Разве, когда возопил я, кто-то услышал меня

из ангельских хоров летящих? Но даже если бы

кто-то из ангелов к сердцу меня внезапно приблизил –

я бы мгновенно истаял, так бытие его мощно…

(Первая элегия)

Однако когда спрашиваешь, благодаря чему это «более мощное бытие» позволяет человеческому не только гибнуть, но и испытывать адские ужасы, то тем самым касаешься третьего принципа «Элегий» наряду с принципами ангельского и земного. К нему приходишь, двигаясь вдоль земного до того пункта, где индивидуальное переживание сливается с переживаниями тех поколений, в которых бесконечность следующих друг за другом существ всё глубже и глубже укоренено в праосновном, в бездонном.

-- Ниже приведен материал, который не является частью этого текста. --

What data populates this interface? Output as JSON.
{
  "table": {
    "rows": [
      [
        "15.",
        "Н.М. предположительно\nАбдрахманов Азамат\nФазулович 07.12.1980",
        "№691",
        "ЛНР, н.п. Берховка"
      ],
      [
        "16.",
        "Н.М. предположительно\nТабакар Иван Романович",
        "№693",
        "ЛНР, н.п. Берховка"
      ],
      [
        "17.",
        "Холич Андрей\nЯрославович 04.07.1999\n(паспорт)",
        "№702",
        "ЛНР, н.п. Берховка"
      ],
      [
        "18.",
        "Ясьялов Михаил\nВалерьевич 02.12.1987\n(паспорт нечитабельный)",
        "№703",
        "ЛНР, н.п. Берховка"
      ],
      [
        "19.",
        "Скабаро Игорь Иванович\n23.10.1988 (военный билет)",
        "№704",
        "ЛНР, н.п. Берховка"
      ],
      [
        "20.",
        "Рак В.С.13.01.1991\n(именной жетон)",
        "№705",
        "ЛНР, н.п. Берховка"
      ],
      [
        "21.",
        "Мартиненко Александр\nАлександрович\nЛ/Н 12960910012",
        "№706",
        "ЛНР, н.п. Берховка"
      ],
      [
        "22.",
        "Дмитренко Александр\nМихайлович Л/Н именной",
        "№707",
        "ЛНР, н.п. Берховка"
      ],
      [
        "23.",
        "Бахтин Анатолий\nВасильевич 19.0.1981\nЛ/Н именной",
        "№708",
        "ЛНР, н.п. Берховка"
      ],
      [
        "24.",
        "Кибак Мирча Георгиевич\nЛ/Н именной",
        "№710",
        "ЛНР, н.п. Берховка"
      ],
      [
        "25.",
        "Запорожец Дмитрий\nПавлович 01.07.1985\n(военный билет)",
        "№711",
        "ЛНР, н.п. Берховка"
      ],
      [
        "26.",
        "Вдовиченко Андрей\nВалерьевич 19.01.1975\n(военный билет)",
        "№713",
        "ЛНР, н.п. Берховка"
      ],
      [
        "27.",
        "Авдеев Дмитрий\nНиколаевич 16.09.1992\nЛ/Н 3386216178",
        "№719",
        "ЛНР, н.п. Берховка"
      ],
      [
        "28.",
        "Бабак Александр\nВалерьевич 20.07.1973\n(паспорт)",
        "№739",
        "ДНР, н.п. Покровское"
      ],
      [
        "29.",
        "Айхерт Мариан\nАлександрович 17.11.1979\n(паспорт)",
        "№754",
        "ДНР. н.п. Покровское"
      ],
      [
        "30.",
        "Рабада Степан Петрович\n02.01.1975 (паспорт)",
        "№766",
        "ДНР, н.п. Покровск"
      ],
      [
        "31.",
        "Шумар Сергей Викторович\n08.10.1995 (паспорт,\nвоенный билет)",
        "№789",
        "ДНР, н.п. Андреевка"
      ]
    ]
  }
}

Ничего не подозревая, стоял Одиночка возле

души своей чащи, любя в себе лес первобытный,

где в центре безмолвной, стремглав катящейся жизни

ярко-зеленое солнце лучилось…

Любя, погружался в свою древнейшую кровь он,

в пещеры, где чудища живы по сей день,

что предков его пожирали когда-то.

И каждый из ужасов тех его узнавал и подмигивал,

словно был в сговоре тайном. О: кошмар улыбался…

(Третья элегия)

Таким образом физическое – вот последнее слово для ужаса, для кошмарного; из крови, которая издревле вечно сбивает нас с ног, дьявольски улыбается Ужасное, уже даже не угрожающе, но из глубины веселья и иронии победительного бытия. Проекция в противостоящую ангелам таинственность, в супротив им ужасное – это месть за ту могучую густоту, телесную воплощенность, присутственность, которые ангелами, со своей стороны, впитывались сверх художественно созданного. Это похоже на то, как даже фрагменты абсолютно индивидуального переживания и опыта, если они оторваны от бездонных глубин, все же гибнут, ибо сам смысл их развития уходит от них, позволяя им утонуть в бездонности, превращаясь для зрения в чистую кажимость, распыляясь в иллюзию. То и дело, с тех пор как «Элегии» вошли в Рильке, подобные опасения пробуждались в нем. Во второй раз (однажды в 1914 году он уже писал мне об этом из Парижа) он выразил это в том смысле, что порой видит себя «словно бы в музейной витрине. Стекло отражает, и я вижу в нем лишь свое лицо, прежнее, более раннее, позапрошлое – то, которое ты так хорошо знаешь». Потом ему показалось, что прошлое и будущее сходятся в некой тонкой линии, не оставляющей ни малейшего зазора для настоящего, в линии призрачности, лгущей, что еще что-то может произойти или произошло. Потом в сердце Рильке проникал ужас, подобный ужасу, преследовавшему его в послевоенной Венеции, поскольку там, посреди отрицания всего промежуточного, его предвоенное жительство казалось ему призрачно-насмешливым отражением.